Dann ging es weiter in Richtung Zofingen. Ich durchquerte die Altstadt (diesmal mehr ungläubige Blicke als am Tag zuvor, vielleicht fällt Barfüßigkeit auf dem Rad weniger auf als zu Fuß). Ich verließ die Altstadt wieder, kam an einem Kinderspielplatz vorbei, wo einige Kinder das Spielen unterbrachen und in meine Richtung starrten, dann starrten auch die Eltern.

Ich wanderte die Straße bis hinauf zur Waldgrenze, ich wollte einen Feldweg in Richtung Heiternplatz benutzen. Das erste Stück Feldweg war eine etwa 30 Meter lange Eisfläche, über die ich mußte. Ging eigentlich ganz gut. Ein Mann rief "Schlittschuhe geklaut?" Es folgte ein Schotterweg, aber der Grasstreifen daneben war angenehm matschig, so daß ich locker andere Leute überholen konnte. Das letzte Stück war schattig, daher noch schneebedeckt, aber auch hier kam ich durch.

Ich erreichte den Heiternplatz, eine große Rasenfläche, einige Stellen waren herrlich matschig. Wer "gute" Schuhe trug, mußte hier vorsichtig gehen. Nach Lust und Laune gehen konnte hier nur, wer Gummistiefel trug oder barfuß lief. Ein kleines Mädchen saß neben den Eltern und wollte es einigen Jungen nachmachen, die mit Gummistiefeln durch den Matsch stapften, aber die Eltern hielten es zurück mit den Worten: "Das geht nicht, du hast keine Gummistiefel an! Deine Schuhe gehen kaputt." Dann erblickte es mich und sagte: "Der läuft barfuß!" Dabei blieb es. Meine "Hoffnung" auf die Frage an die Eltern, ob es auch barfuß laufen dürfe, erfüllte sich nicht. Andere sagten: "Das ist ein Moorbad."

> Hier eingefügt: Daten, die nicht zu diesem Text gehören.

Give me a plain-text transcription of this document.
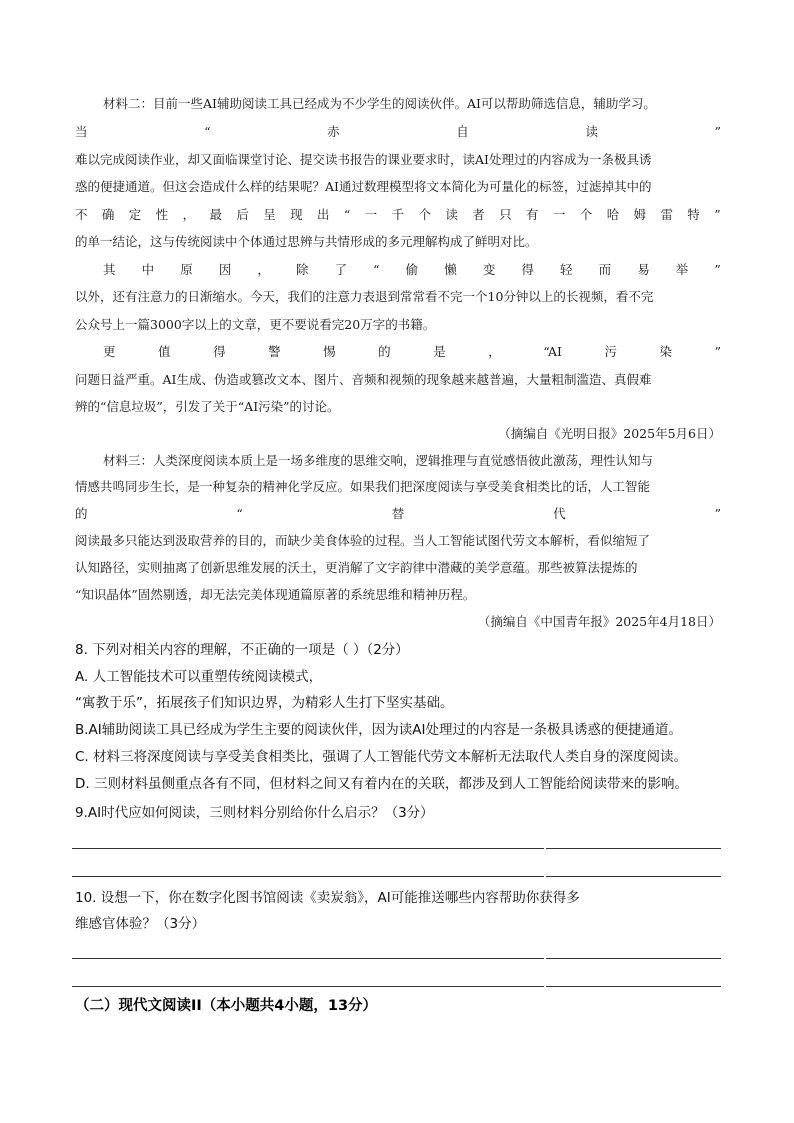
材料二：目前一些AI辅助阅读工具已经成为不少学生的阅读伙伴。AI可以帮助筛选信息，辅助学习。
当	“	赤	自	读	”
难以完成阅读作业，却又面临课堂讨论、提交读书报告的课业要求时，读AI处理过的内容成为一条极具诱
惑的便捷通道。但这会造成什么样的结果呢？AI通过数理模型将文本简化为可量化的标签，过滤掉其中的
不 确 定 性 ， 最 后 呈 现 出 “ 一 千 个 读 者 只 有 一 个 哈 姆 雷 特 ”
的单一结论，这与传统阅读中个体通过思辨与共情形成的多元理解构成了鲜明对比。
其 中 原 因 ， 除 了 “ 偷 懒 变 得 轻 而 易 举 ”
以外，还有注意力的日渐缩水。今天，我们的注意力表退到常常看不完一个10分钟以上的长视频，看不完
公众号上一篇3000字以上的文章，更不要说看完20万字的书籍。
更	值	得	警	惕	的	是	，	“AI	污	染	”
问题日益严重。AI生成、伪造或篡改文本、图片、音频和视频的现象越来越普遍，大量粗制滥造、真假难
辨的“信息垃圾”，引发了关于“AI污染”的讨论。
（摘编自《光明日报》2025年5月6日）
材料三：人类深度阅读本质上是一场多维度的思维交响，逻辑推理与直觉感悟彼此激荡，理性认知与
情感共鸣同步生长，是一种复杂的精神化学反应。如果我们把深度阅读与享受美食相类比的话，人工智能
的	“	替	代	”
阅读最多只能达到汲取营养的目的，而缺少美食体验的过程。当人工智能试图代劳文本解析，看似缩短了
认知路径，实则抽离了创新思维发展的沃土，更消解了文字韵律中潜藏的美学意蕴。那些被算法提炼的
“知识晶体”固然剔透，却无法完美体现通篇原著的系统思维和精神历程。
（摘编自《中国青年报》2025年4月18日）
8. 下列对相关内容的理解，不正确的一项是（ ）（2分）
A. 人工智能技术可以重塑传统阅读模式，
“寓教于乐”，拓展孩子们知识边界，为精彩人生打下坚实基础。
B.AI辅助阅读工具已经成为学生主要的阅读伙伴，因为读AI处理过的内容是一条极具诱惑的便捷通道。
C. 材料三将深度阅读与享受美食相类比，强调了人工智能代劳文本解析无法取代人类自身的深度阅读。
D. 三则材料虽侧重点各有不同，但材料之间又有着内在的关联，都涉及到人工智能给阅读带来的影响。
9.AI时代应如何阅读，三则材料分别给你什么启示？（3分）
10. 设想一下，你在数字化图书馆阅读《卖炭翁》，AI可能推送哪些内容帮助你获得多
维感官体验？（3分）
（二）现代文阅读II（本小题共4小题，13分）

Ich schritt noch über den Friedhof Bergli (hier ein paar fassungslose Blicke älterer Herrschaften), dann schritt ich hinunter ins Riedtal. Dort überholte ich noch ein Ehepaar mit kleiner Tochter. Dieses Mädchen starrte mich mit großen Glotzaugen an, während die Eltern lächelten. Anstatt direkt nach Hause zu gehen, benutzte ich noch die Straße nach Brittnau, wo mir noch einige Leute begegneten. Mittlerweile wurde es kälter. Dann folgte der Trampelpfad, der dank Augusthochwasser sandiger geworden war. Meine Zehen waren ziemlich klamm geworden. Es folgte noch ein asphaltierter Feldweg nach Hause, wo ich ankam, als es bereits dunkel war. Ein barfüßiger Neujahrsspaziergang ging zu Ende, vor 3 Jahren etwas "absolut unmögliches". Aber man ist ja flexibel. Es wird sicher nicht mein letzter gewesen sein. Ich glaube nämlich nicht, daß man mich vor Erreichen des Rentenalters in eine Anstalt einweisen wird wegen barfuß. Dann würde der Stadt Zofingen nämlich ein Steuerzahler verloren gehen.